Supplementary Material
Supplementary Appendix. (176 pages: 24M, pdf)
Acknowledgments
The authors alone are responsible for the views expressed in this article and they do not necessarily represent the views, decisions or policies of the institutions with which they are affiliated. This study is supported by the Bill & Melinda Gates Foundation.
Editorial note: the Lancet Group takes a neutral position with respect to territorial claims in published maps and institutional affiliations.
Contributors
AC, SC, KK, and TV conceptualised the manuscript. TV, KC, and SWH directly accessed and verified the data, undertook all statistical analyses, and interpreted the data.

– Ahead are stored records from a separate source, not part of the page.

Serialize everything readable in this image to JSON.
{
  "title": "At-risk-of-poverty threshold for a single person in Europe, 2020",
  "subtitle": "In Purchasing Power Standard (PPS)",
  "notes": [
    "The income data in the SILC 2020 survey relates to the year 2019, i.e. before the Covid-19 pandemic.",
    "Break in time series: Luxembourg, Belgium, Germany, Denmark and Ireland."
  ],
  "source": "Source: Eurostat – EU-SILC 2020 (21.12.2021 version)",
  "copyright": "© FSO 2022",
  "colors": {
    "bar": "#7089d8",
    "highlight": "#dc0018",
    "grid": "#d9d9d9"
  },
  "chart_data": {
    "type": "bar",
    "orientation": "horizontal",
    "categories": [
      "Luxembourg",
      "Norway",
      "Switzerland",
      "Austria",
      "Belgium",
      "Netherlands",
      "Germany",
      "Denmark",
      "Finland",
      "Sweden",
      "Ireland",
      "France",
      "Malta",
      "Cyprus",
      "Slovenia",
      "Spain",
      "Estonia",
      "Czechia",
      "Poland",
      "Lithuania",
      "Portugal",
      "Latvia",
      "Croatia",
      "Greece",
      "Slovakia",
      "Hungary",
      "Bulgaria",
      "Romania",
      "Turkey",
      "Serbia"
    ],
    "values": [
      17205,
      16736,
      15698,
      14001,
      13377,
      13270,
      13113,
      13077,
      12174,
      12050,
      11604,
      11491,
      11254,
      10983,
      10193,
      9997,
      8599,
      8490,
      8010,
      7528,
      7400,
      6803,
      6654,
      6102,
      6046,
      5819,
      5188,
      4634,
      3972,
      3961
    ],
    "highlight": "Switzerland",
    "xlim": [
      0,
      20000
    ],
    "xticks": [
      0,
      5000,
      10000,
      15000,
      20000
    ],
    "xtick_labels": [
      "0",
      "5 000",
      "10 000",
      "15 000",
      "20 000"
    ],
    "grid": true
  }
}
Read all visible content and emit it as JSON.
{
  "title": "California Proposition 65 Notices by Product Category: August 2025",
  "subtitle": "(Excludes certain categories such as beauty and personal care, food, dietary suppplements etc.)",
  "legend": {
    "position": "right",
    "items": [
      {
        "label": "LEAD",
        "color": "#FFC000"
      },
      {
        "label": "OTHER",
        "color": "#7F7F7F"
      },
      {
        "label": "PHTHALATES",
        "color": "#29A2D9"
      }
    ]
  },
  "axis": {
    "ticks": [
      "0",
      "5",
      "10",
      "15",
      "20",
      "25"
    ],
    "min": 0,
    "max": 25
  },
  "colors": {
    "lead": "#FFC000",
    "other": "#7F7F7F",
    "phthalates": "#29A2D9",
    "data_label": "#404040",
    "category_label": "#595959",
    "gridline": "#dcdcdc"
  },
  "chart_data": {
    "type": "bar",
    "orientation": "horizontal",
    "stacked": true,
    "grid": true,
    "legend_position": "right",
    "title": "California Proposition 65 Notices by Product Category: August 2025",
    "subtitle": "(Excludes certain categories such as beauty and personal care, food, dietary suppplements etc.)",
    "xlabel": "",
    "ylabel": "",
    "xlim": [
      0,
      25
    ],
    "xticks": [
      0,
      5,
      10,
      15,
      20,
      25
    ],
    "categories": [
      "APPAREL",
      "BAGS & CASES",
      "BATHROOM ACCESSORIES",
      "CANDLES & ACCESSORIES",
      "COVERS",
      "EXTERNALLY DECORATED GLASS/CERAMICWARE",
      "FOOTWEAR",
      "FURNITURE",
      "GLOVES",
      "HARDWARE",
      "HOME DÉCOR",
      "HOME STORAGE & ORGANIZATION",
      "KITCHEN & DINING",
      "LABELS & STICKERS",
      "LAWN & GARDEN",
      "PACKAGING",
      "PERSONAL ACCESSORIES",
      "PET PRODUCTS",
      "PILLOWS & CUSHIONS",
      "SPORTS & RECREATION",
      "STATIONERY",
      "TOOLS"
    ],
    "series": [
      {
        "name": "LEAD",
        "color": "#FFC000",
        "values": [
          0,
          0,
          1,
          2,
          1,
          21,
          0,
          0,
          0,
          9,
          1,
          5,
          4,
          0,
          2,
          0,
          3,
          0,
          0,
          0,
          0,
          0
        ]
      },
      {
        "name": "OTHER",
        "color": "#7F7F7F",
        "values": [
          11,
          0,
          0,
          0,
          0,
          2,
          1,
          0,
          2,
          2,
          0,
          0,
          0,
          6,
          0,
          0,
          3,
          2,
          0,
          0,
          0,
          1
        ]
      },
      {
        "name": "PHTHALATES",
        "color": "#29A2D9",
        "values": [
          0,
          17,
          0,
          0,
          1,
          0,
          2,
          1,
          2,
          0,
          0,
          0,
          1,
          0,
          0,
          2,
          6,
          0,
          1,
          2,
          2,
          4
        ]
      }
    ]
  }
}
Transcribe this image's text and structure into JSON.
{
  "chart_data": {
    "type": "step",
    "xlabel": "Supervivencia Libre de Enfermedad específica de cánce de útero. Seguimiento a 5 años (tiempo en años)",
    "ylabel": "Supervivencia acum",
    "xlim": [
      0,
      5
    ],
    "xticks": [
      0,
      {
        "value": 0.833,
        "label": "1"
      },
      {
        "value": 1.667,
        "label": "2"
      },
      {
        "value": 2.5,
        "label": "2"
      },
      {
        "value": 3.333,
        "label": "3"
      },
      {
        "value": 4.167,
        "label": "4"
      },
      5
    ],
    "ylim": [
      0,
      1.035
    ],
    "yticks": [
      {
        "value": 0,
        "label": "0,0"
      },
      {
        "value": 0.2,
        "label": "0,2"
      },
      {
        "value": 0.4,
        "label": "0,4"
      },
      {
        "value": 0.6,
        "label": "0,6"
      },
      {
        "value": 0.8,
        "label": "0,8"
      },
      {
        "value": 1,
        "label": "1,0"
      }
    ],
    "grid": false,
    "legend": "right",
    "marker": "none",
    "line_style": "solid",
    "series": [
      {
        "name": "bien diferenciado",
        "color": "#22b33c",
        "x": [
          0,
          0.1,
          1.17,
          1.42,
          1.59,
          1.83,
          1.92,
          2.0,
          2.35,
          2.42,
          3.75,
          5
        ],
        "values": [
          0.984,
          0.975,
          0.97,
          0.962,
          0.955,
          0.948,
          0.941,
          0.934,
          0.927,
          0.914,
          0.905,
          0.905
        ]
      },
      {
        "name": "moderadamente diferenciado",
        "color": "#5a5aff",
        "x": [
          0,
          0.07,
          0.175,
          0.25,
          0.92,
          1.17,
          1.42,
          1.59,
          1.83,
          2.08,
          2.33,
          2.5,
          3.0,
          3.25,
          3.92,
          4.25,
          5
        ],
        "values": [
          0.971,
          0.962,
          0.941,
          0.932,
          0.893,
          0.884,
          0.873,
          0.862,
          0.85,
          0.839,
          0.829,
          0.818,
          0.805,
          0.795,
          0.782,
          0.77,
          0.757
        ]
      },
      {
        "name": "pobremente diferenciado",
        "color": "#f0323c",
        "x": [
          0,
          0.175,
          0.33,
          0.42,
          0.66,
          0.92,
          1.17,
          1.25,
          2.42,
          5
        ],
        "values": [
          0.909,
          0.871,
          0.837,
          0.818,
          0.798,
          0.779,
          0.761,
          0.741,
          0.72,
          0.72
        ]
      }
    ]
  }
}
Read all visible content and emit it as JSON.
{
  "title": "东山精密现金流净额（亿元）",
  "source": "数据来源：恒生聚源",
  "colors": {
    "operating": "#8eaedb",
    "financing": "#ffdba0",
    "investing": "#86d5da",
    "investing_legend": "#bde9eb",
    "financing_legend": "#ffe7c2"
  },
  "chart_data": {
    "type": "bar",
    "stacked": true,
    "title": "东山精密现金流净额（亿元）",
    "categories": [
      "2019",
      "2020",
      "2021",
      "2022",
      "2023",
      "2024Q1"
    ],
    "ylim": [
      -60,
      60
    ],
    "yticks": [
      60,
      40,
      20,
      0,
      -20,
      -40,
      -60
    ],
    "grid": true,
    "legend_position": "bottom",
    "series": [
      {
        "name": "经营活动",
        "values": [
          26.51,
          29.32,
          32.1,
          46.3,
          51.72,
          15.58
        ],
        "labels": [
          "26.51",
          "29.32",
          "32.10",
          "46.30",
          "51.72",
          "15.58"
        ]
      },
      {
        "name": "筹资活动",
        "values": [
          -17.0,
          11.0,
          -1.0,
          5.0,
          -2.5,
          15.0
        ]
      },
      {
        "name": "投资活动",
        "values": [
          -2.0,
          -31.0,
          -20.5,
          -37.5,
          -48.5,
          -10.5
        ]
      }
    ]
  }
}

KC, SWH, and KK wrote the manuscript. AC, SC, and TV reviewed, commented on, and critically revised the manuscript for important intellectual content. All authors approved the final version of the manuscript to be published. All authors are accountable for all aspects of the work in ensuring that questions related to the accuracy or integrity of any part of the work are appropriately investigated and resolved. All authors had access to the data and accept responsibility for submitting the article for publication.
Declaration of interests
KC and SWH report personal fees from WHO, during the conduct of the study. All other authors declare no competing interests.